If you think about German banking, your first thoughts are likely Deutsche Bank’s history of negative headlines and crashing stock price over the last many years. There is a widely held perception across the financial markets that Germans are brilliant engineers, but terrible bankers. And there are the jokes: if no one else will buy it, then a German probably will.
None of that is the reality.
German bankers are good. They are incredibly well trained and professional. They are polite and willing to listen and learn. (In contrast: the Spanish think they know best, the Italians are sure of it, while French bankers consider themselves an intellectual elite because they can spell “derivative”.) German financial professionals generally ask smart and direct questions. They aren’t risk adverse – they analyse and understand risks.
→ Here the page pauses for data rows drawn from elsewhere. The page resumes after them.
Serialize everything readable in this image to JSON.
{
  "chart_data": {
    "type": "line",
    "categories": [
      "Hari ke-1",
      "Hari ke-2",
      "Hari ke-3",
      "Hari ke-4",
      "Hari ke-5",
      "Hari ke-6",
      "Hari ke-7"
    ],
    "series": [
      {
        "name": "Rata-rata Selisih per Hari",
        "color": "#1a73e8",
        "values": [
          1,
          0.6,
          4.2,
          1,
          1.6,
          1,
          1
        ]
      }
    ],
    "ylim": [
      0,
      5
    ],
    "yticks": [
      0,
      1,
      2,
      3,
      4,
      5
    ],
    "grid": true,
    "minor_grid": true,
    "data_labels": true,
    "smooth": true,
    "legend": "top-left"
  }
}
What has created the perception of bad German banking is two inter-related factors:
The first is an incredibly diverse banking sector. Despite a history of successful merchant banking in 16th century German states, there are simply too many small local banks competing for business to have allowed the development of large national champions. Large parts of the sector are locally focused around six regional Landesbanks, 350 plus Savings Banks and over 850 Cooperative Banks.
Germany’s financial system resembles half-a-dozen Luxembourgs rather than Europe’s most prosperous nation. In some ways diversified banking works – small SMEs (which remain a critical part of the German economy) deal with small local banks.